What is REACH-ASD?
REACH-ASD is a research trial that aims to find out whether a new programme of group-based sessions helps parents whose child has recently been diagnosed with Autism Spectrum Disorder (ASD).
We are working closely with clinical teams in the Greater Manchester and north-west area, and are only able to involve parents who have been referred through those teams.
What does the trial aim to find out?
The trial investigates a new group-based programme for parents called EMPOWER-ASD. We want to find out whether this programme helps parents:
- to feel emotionally well
- to adjust to the news of their child’s diagnosis
- to understand autism in their child
- to know some common strategies that can help autistic children and young people
- to feel confident and empowered in their role of parent.
We also want to find out whether the programme has other beneficial effects on the family and child with ASD. We will also look at whether the programme is cost-effective to the NHS.
What is the EMPOWER-ASD programme?
Within the trial some parents (selected at random) will continue with the usual post diagnostic service offered by their local clinical team. Other parents (selected at random) will be invited to attend the EMPOWER-ASD programme. This is so we can compare outcomes within the two groups to find out how helpful the new programme is.
The EMPOWER-ASD programme is a series of group-based workshops. The programme is designed to meet the needs of parents in the months following their child’s ASD diagnosis. The programme offers:
- high quality, evidence-based information about autism
- personal accounts of what it is like to be autistic
- understanding the effects of autism on communication, sensory experiences, emotional regulation, and behaviour
- commonly-used strategies to help with the effects of autism
- information on the education system and your rights
- web-based resources with further information
Parts of the programme were developed from a workshop approach delivered in Central Manchester for the past decade. Parents of children with ASD have said they like this approach and find it helpful.
The programme also offers emotional support:
- time and space to reflect on your feelings about your child’s diagnosis and being a parent to your child
- the chance to meet other parents and share experiences
- an emphasis on the importance of parents’ wellbeing
- opportunities to identify personal parenting values and how to continue to live by these
- ways for parents to manage any stress or worries
- provide sources of information, help and support
These parts of the programme are based on an approach called Acceptance and Commitment Therapy (ACT). This is an evidence-based approach that is helpful to a wide range of people adjusting to new life circumstances. It has been used with parents of autistic children by clinical research teams in Queensland (Australia) and Toronto (Canada).
How can I get involved?
If the trial has been introduced to you by a professional involved with your child, please read the information below about the next steps.
What will happen if I decide to take part in REACH-ASD
We will receive your contact details from your clinician and contact you to give you information about REACH-ASD. We are only able to take referrals through our collaborating teams.
Step 1: Have a chat with our researcher
Find out about the study and see if it’s is a good fit for you.

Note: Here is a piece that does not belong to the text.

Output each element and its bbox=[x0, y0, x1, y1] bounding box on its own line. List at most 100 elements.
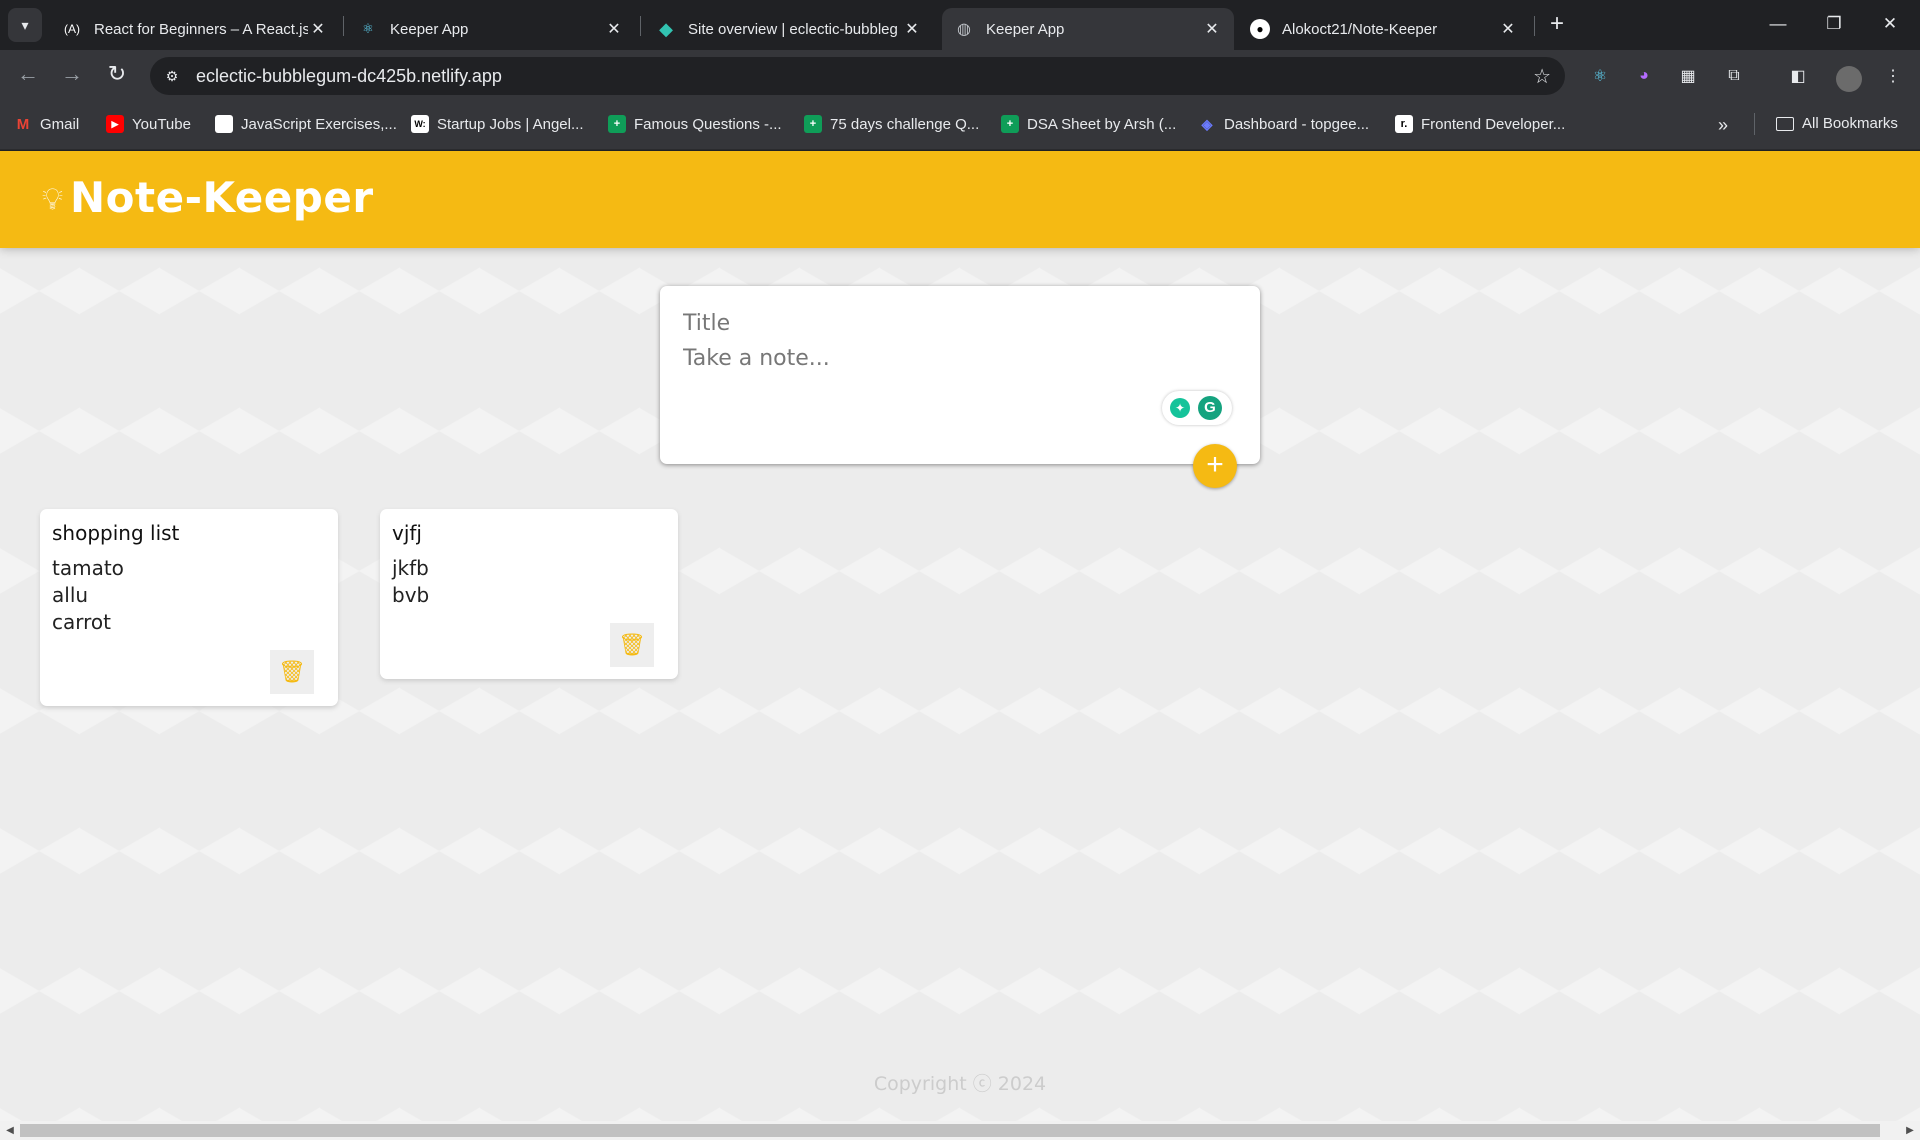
note-card: shopping list tamato allu carrot 🗑︎ bbox=[40, 509, 338, 706]
arrow-left-icon: ← bbox=[17, 61, 39, 86]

Step 2: Sign a consent form
If you are happy to take part, a researcher will arrange a visit to see you at home. This visit will take place at least 24 hours after the initial contact. This allows a little time to reflect on whether you wish to take part or not – this is completely up to you. When the researcher visits you can discuss some more and you can sign a consent form if you want to take part.
Step 3: Talk with our researcher and fill in some questionnaires
If you decide to take part, one of our researchers will spend around 2-3 hours with you. They will ask you some questions about your thoughts, feelings and experiences. They will also ask you about your family and your child with ASD. They will give you some questionnaires to fill in and can help you with these if needed. You can take breaks and don’t have to answer all the questions in one go. These researchers have been trained to conduct interviews sensitively.
Step 4: You are randomly allocated to a treatment group
You will be randomly allocated to ONE of the trial groups below. Each person is put into a group by chance by a computer, either:
– OR –
We do not know if attending the group will provide any additional benefits at this stage. That is what the research is designed to find out.
Step 5: Follow-up appointments
After the initial meeting you will meet with our researchers at 3 months, 6 months and 12 months to complete the same interview and questionnaires. This is to assess whether there has been any changes over time.